Man scheidet nie leicht von dem Manne, dem man alles gegeben, was man zu geben hat, an den uns Bande knüpfen, die nur äußerlich getrennt werden können, die aber innerlich nie zerreißen. Der Name unseres Gatten steht auf der Platte unserer Erinnerung mit ehernem Griffel eingeritzt, gleich unverlöschlich, ob das, was darunter steht, zu seiner Ehre oder Schande lautet.
»Laß uns unsere Schwächen vergessen und nur des Guten gedenken, Li Bai!« bat ich, als ich zum letztenmal die zarte Hand in der meinen fühlte.
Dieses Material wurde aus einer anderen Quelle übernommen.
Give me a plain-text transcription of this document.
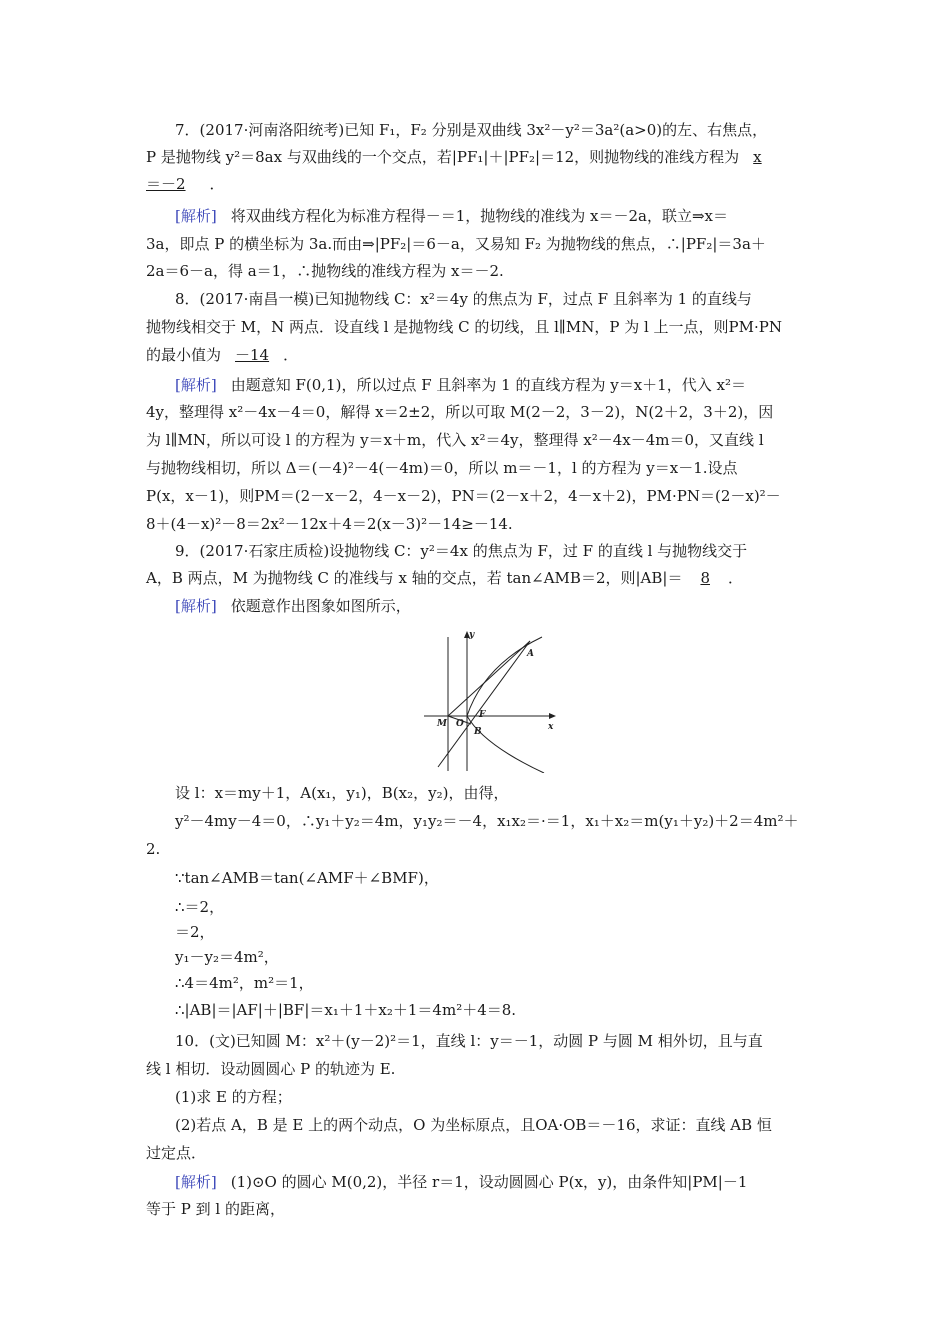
7．(2017·河南洛阳统考)已知 F₁，F₂ 分别是双曲线 3x²－y²＝3a²(a>0)的左、右焦点，
P 是抛物线 y²＝8ax 与双曲线的一个交点，若|PF₁|＋|PF₂|＝12，则抛物线的准线方程为 x
＝－2 ．
[解析] 将双曲线方程化为标准方程得－＝1，抛物线的准线为 x＝－2a，联立⇒x＝
3a，即点 P 的横坐标为 3a.而由⇒|PF₂|＝6－a，又易知 F₂ 为抛物线的焦点，∴|PF₂|＝3a＋
2a＝6－a，得 a＝1，∴抛物线的准线方程为 x＝－2.
8．(2017·南昌一模)已知抛物线 C：x²＝4y 的焦点为 F，过点 F 且斜率为 1 的直线与
抛物线相交于 M，N 两点．设直线 l 是抛物线 C 的切线，且 l∥MN，P 为 l 上一点，则PM·PN
的最小值为 －14 ．
[解析] 由题意知 F(0,1)，所以过点 F 且斜率为 1 的直线方程为 y＝x＋1，代入 x²＝
4y，整理得 x²－4x－4＝0，解得 x＝2±2，所以可取 M(2－2，3－2)，N(2＋2，3＋2)，因
为 l∥MN，所以可设 l 的方程为 y＝x＋m，代入 x²＝4y，整理得 x²－4x－4m＝0，又直线 l
与抛物线相切，所以 Δ＝(－4)²－4(－4m)＝0，所以 m＝－1，l 的方程为 y＝x－1.设点
P(x，x－1)，则PM＝(2－x－2，4－x－2)，PN＝(2－x＋2，4－x＋2)，PM·PN＝(2－x)²－
8＋(4－x)²－8＝2x²－12x＋4＝2(x－3)²－14≥－14.
9．(2017·石家庄质检)设抛物线 C：y²＝4x 的焦点为 F，过 F 的直线 l 与抛物线交于
A，B 两点，M 为抛物线 C 的准线与 x 轴的交点，若 tan∠AMB＝2，则|AB|＝ 8 ．
[解析] 依题意作出图象如图所示，
y
x
A
M O
F
B
设 l：x＝my＋1，A(x₁，y₁)，B(x₂，y₂)，由得，
y²－4my－4＝0，∴y₁＋y₂＝4m，y₁y₂＝－4，x₁x₂＝·＝1，x₁＋x₂＝m(y₁＋y₂)＋2＝4m²＋
2.
∵tan∠AMB＝tan(∠AMF＋∠BMF)，
∴＝2，
＝2，
y₁－y₂＝4m²，
∴4＝4m²，m²＝1，
∴|AB|＝|AF|＋|BF|＝x₁＋1＋x₂＋1＝4m²＋4＝8.
10．(文)已知圆 M：x²＋(y－2)²＝1，直线 l：y＝－1，动圆 P 与圆 M 相外切，且与直
线 l 相切．设动圆圆心 P 的轨迹为 E.
(1)求 E 的方程；
(2)若点 A，B 是 E 上的两个动点，O 为坐标原点，且OA·OB＝－16，求证：直线 AB 恒
过定点．
[解析] (1)⊙O 的圆心 M(0,2)，半径 r＝1，设动圆圆心 P(x，y)，由条件知|PM|－1
等于 P 到 l 的距离，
Unverständlich wie immer, wenn es sich um seelische Empfindungen handelte, klangen ihm meine Worte, die Lider deckten wie damals, als er mich bat, seine Frau zu werden, die schwarzen rätselhaften Augen, die Züge waren kalt und unbeweglich, wie immer, wenn nicht Zorn oder Lachen sie verzerrten.
»Leb' wohl, Käthe – und glückliche Reise!«
Das letzte Glockenzeichen ertönte. Er berührte mit seinen Lippen ebenso scheu und flüchtig wie an meinem Geburtstage meine Wange zum Abschied, drückte noch einmal leicht meine Hand und lief dann hurtig den Landungssteg hinab, der eingezogen wurde.
Die Schiffsschraube setzte sich langsam in Bewegung, mehr und mehr drehte sich das große Fahrzeug, bis es in die richtige Lage kam, und dann setzte die Maschine mit voller Kraft ein und dampfte der fernen Heimat zu.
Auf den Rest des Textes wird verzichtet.